Friday, May 3, 2019

Medicaid Crowding Out State Education Spending

https://www.educationnext.org/higher-ed-lower-spending-as-states-cut-back-where-has-money-gone/#

There has been a gradual decline in public financial support of higher education over the past 30 years. The average state spends $2,337 less today per full-time-equivalent college student than in 1987. This divestment has been passed on to students partly in the form of higher tuition and partly through reduced spending, both of which have been shown to negatively impact students. While the public discussion around college usually focuses on the price paid by students, recent work by economists David Deming and Chris Walters suggests that declines in the amount colleges and universities spend may have a larger impact on student outcomes.

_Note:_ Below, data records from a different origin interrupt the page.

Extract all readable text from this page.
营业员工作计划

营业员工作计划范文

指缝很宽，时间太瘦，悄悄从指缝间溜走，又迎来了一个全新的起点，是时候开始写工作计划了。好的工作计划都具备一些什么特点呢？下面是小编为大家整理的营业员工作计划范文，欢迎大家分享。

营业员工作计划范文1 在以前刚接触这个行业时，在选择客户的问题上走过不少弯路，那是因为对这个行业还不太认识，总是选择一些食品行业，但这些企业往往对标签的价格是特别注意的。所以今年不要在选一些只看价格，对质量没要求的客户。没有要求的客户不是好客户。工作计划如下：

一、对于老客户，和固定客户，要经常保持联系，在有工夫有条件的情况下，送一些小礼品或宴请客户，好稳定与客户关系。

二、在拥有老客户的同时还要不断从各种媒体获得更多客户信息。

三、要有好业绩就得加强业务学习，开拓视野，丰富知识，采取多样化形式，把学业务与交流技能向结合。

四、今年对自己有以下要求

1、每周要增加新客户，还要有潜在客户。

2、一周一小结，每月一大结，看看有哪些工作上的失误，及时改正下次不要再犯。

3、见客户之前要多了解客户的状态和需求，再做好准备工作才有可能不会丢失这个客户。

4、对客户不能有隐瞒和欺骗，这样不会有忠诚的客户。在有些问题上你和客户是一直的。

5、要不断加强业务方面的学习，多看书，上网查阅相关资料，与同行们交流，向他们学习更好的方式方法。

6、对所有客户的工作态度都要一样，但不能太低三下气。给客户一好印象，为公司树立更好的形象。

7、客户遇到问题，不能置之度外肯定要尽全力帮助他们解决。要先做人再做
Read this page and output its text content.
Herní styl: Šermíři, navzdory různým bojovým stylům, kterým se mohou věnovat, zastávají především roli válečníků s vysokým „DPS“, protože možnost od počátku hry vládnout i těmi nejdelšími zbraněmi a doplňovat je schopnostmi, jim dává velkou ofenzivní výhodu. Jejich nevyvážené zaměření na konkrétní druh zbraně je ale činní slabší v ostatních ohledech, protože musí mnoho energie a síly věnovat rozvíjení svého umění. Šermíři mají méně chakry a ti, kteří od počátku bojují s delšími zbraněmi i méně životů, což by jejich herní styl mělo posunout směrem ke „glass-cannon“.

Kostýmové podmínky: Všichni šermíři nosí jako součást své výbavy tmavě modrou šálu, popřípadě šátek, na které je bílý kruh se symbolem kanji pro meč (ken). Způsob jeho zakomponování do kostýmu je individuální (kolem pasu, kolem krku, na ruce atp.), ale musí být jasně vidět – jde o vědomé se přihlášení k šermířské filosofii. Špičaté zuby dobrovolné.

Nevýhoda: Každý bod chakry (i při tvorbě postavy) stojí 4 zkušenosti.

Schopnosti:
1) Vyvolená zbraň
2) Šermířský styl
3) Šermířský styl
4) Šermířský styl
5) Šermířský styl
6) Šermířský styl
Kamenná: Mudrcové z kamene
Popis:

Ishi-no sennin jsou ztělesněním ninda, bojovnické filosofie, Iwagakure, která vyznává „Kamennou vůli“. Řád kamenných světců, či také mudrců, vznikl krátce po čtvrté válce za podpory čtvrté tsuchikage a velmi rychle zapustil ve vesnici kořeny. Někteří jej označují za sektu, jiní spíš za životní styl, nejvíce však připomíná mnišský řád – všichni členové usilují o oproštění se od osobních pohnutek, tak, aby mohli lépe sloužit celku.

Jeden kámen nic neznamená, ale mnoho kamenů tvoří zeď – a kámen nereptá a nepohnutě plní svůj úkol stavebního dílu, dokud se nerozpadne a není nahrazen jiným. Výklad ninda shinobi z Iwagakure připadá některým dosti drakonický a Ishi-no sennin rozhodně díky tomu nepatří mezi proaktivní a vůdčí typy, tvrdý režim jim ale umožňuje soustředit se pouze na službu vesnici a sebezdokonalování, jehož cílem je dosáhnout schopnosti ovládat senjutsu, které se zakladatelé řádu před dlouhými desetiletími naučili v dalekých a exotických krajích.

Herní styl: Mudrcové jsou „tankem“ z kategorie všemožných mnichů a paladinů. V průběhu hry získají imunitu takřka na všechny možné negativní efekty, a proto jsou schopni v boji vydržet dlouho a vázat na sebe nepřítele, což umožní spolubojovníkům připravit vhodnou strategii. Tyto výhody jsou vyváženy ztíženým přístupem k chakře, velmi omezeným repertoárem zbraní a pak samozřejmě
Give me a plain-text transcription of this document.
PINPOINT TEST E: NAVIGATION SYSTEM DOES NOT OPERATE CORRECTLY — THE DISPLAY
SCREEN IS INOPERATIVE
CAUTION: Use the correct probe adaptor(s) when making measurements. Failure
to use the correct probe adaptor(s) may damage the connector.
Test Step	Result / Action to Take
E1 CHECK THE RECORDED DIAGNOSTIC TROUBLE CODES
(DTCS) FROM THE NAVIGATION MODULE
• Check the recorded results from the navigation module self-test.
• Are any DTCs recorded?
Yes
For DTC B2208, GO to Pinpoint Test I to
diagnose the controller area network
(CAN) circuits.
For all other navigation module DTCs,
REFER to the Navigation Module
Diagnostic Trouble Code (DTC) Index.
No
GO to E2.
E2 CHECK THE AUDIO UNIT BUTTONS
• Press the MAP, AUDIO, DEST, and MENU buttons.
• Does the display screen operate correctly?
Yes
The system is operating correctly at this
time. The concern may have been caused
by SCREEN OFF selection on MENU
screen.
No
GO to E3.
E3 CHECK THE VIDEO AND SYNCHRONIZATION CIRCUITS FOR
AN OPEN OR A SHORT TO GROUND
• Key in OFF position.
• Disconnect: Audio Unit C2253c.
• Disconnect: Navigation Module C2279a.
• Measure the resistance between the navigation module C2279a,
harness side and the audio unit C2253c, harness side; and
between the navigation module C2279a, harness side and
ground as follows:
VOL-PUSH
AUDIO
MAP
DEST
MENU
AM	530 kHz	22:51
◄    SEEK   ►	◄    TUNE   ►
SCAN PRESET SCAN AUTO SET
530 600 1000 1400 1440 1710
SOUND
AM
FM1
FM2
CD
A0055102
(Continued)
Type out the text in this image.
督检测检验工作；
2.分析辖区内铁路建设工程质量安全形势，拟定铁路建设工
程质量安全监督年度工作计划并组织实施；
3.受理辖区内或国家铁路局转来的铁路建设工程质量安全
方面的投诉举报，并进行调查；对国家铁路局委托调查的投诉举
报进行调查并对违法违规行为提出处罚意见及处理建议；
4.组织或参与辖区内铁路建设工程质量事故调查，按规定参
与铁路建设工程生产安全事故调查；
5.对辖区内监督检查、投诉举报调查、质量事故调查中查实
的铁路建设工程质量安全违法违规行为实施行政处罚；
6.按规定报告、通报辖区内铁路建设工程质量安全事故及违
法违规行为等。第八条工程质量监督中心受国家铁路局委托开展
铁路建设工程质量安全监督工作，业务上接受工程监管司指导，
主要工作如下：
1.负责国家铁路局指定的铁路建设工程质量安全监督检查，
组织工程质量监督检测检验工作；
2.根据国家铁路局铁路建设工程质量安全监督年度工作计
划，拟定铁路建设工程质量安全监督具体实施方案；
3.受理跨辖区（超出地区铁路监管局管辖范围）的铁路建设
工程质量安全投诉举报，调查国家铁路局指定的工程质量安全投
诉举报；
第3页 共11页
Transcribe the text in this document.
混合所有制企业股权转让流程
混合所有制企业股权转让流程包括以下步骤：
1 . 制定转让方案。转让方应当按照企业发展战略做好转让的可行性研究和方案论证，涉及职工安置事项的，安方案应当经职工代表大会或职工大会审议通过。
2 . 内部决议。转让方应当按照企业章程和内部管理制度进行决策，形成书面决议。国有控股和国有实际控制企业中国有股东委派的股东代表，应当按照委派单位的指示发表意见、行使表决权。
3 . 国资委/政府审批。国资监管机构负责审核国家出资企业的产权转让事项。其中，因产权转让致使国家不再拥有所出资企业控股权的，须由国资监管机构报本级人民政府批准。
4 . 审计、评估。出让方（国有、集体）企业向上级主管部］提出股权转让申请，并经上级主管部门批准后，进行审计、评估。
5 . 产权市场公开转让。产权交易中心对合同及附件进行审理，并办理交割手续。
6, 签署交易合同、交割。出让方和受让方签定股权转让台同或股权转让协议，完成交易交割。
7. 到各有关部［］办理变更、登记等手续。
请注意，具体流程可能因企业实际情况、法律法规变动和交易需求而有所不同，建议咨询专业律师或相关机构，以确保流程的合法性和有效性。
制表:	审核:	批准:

This essay asks a simple question: where did the money go? Reduced spending on higher education must go somewhere¸ and the goal of my analysis is to produce the best possible estimates of where the spending went, the degree to which changes in different categories of spending explain changes in higher-education spending per student.

In reality, there are 50 different answers to this question, but in the aggregate, states have shifted most of their former investment toward public-welfare programs, particularly Medicaid. This finding highlights the struggle state legislatures face to balance the immediate needs of today against investments in the future. Most important, it illustrates that constraining the rise of health-care costs is critical not just for those who care about health-care reform but for the public-higher-education landscape as well.